Ascolta il Vangelo

Professare la fede è un dono dello Spirito, non è frutto di studio, di audience, di calcoli, di bravura umana. Professare la fede è poter dare finalmente un nome e un volto a ciò che riempie la tua vita di significato. “Rispose Simon Pietro: «Tu sei il Cristo, il Figlio del Dio vivente».

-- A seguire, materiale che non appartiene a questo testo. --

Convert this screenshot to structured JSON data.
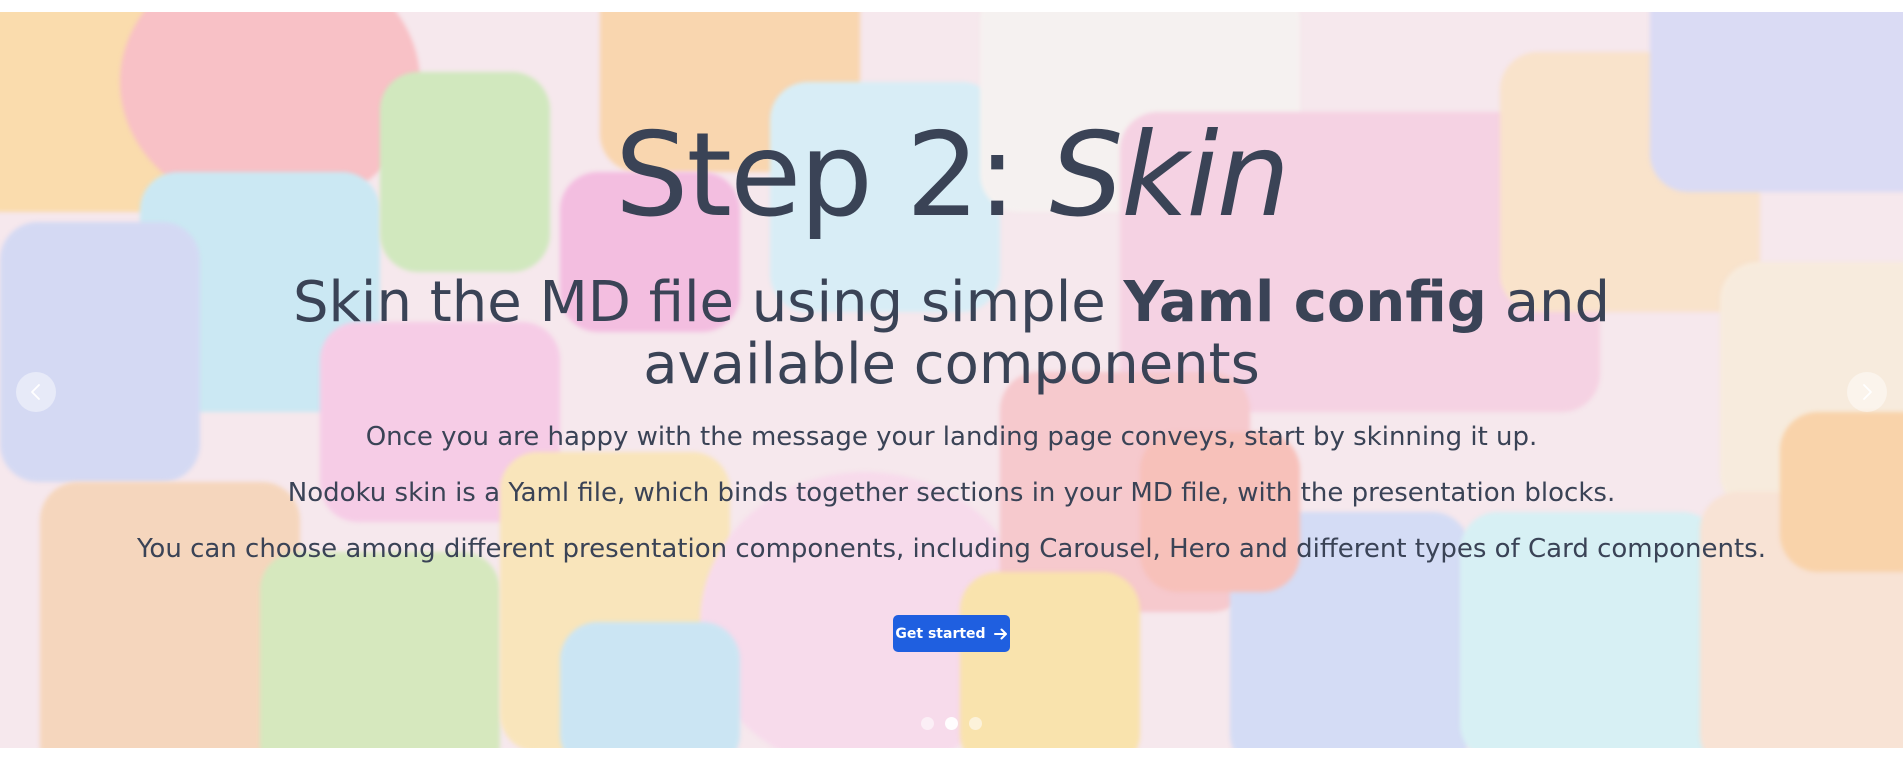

E Gesù gli disse: «Beato sei tu, Simone, figlio di Giona, perché né carne né sangue te lo hanno rivelato, ma il Padre mio che è nei cieli”. C’è però da dire che uno degli effetti principali della fede riguarda noi stessi. Mentre pronunci il nome di Gesù come il nome che salva, scopri anche chi sei veramente tu. Ecco perché Gesù prosegue dicendo: “E Gesù gli disse: «Beato sei tu, Simone, figlio di Giona, perché né carne né sangue te lo hanno rivelato, ma il Padre mio che è nei cieli. E io a te dico: tu sei Pietro e su questa pietra edificherò la mia Chiesa e le potenze degli inferi non prevarranno su di essa. A te darò le chiavi del regno dei cieli: tutto ciò che legherai sulla terra sarà legato nei cieli, e tutto ciò che scioglierai sulla terra sarà sciolto nei cieli»”. Più si conosce Gesù e più si riesce a conoscere anche se stessi. È il miracolo dell’incontro con il Cristo. Ma a questo miracolo va aggiunto il dono delle chiavi del regno dei cieli. Esse hanno sempre una funzione positiva: legare e sciogliere. Legare a un significato ciò che non ha più significato, e sciogliere da ciò che trattiene la vita da tutto quello che non le permette di vivere fino in fondo. È la grazia di vivere in una Chiesa che non è un girotondo ma una gerarchia, cioè un corpo ben ordinato che non funziona come una caserma ma come una famiglia dove la pace regna finchè ognuno vive profondamente il suo posto senza frustrazione. Il Vangelo di oggi non dice solo qualcosa di personale a ognuno di noi, ma ci ricorda che tutti noi siamo fondati sulla roccia di Pietro. E questo Pietro rimane una realtà visibile lungo la storia. In questo senso il papa ha una funzione essenziale, perché ci ricorda questo fondamento.